Acima de tudo, não expresse outra emoção além de felicidade, não dê a Bob novas coisas para lidar.

Os deveres de Bob

Não é tudo trabalho da Alice. Bob também tem obrigações neste protocolo. Elas são, pelo menos:

* Seja Feliz. Isso pode parecer banal mas ainda é essencial. Se você ficar sombrio e deprimido, Alice ficará miserável todas as vezes que ela falar com você.

* Obviamente, coloque seus assuntos em ordem. Estive esperando a morte durante anos, então eu passei a tornar-me descartável o quanto eu pude. Para com a família isso não é possível, mas com o trabalho é sim, e ao longo dos anos eu (voluntariamente) fui deixando de ser um membro fundamental da comunidade ZeroMQ.

* Livre-se de todo o stress e custo que você puder. Por exemplo na Bélgica a eutanásia é permitida.

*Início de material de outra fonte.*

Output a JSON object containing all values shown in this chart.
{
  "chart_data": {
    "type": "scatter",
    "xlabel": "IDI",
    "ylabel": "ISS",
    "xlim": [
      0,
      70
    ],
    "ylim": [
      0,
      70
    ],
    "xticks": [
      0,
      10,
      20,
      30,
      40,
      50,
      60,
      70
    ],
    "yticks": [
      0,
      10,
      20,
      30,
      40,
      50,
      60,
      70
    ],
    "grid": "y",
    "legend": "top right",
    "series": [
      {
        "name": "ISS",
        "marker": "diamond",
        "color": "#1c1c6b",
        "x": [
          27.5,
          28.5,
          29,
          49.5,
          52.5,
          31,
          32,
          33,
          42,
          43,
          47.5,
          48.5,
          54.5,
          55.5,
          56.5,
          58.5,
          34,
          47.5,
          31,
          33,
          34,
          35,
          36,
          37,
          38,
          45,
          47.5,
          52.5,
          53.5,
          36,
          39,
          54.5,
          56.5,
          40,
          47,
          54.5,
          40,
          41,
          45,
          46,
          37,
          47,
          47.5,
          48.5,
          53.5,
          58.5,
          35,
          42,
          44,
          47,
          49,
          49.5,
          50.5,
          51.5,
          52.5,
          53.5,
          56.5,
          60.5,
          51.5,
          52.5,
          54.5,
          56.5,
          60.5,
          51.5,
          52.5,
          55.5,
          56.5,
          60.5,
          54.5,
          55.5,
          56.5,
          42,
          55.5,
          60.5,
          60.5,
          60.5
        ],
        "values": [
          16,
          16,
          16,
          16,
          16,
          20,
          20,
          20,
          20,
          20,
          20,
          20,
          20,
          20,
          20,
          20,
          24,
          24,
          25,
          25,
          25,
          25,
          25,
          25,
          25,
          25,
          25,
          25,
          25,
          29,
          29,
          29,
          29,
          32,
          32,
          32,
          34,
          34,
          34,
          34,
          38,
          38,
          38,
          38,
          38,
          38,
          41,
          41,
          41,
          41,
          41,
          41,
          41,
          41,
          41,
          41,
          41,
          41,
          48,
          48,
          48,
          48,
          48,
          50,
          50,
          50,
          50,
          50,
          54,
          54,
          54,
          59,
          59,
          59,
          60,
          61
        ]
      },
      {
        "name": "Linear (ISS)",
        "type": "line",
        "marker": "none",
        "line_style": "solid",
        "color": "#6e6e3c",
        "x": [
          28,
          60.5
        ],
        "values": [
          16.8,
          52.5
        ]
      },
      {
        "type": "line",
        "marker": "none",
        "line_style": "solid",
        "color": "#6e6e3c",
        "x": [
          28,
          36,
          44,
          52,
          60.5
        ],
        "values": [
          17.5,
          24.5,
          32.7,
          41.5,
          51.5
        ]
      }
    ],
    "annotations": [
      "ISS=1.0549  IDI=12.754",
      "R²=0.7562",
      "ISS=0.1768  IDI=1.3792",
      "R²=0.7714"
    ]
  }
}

Eu já pedi aos meus médicos para se prepararem para isso. (ainda não! mas quando for a hora …) Pedi que as pessoas venham dizer adeus antes de eu morrer, e não depois. Não haverá funeral. Eu vou doar meus restos para a universidade, se eles quiserem.

* Seja realista. Esperança não é medicina, como eu já expliquei. Se você precisar negociar com seus médicos, faça de forma pragmática e abrangendo os interesses de todos. Eu disse aos meus que podem usar qualquer tipo de quimioterapia experimental que desejarem. Isto dará informações valiosas para eles e é o minímo que posso fazer por um sistema que me deu 5 anos a mais de vida extra.

* Prepare-se para o pior. Quando meu oncologista viu meu scan imediatamente me ligou e disse que, na sua opinião, era câncer. Nos dois pulmões, em todas as partes. Eu desliguei o telefone e contei para as crianças. No dia seguinte eu disse a suas escolas para esperar o pior, então contei a meu advogado e meu contador. Dez dias mais tarde as biópsias confirmaram. Isso nos deu dez dias a mais para lamentar e tempo para se preparar.

* Seja honesto e transparente com os outros. Leva tempo para passar o luto e é muito mais fácil de processar a morte de Bob quando você pode falar sobre isso com o Bob. Não há vergonha em morrer, isto não é uma falha!

Explicando para as crianças

Meus filhos tem doze, nove e cinco anos. Trágico, etc. etc. Crescer sem um pai, é um fato. Eles crescerão comigo em seu DNA, no Youtube em infindáveis palestras de conferência, a na escrita.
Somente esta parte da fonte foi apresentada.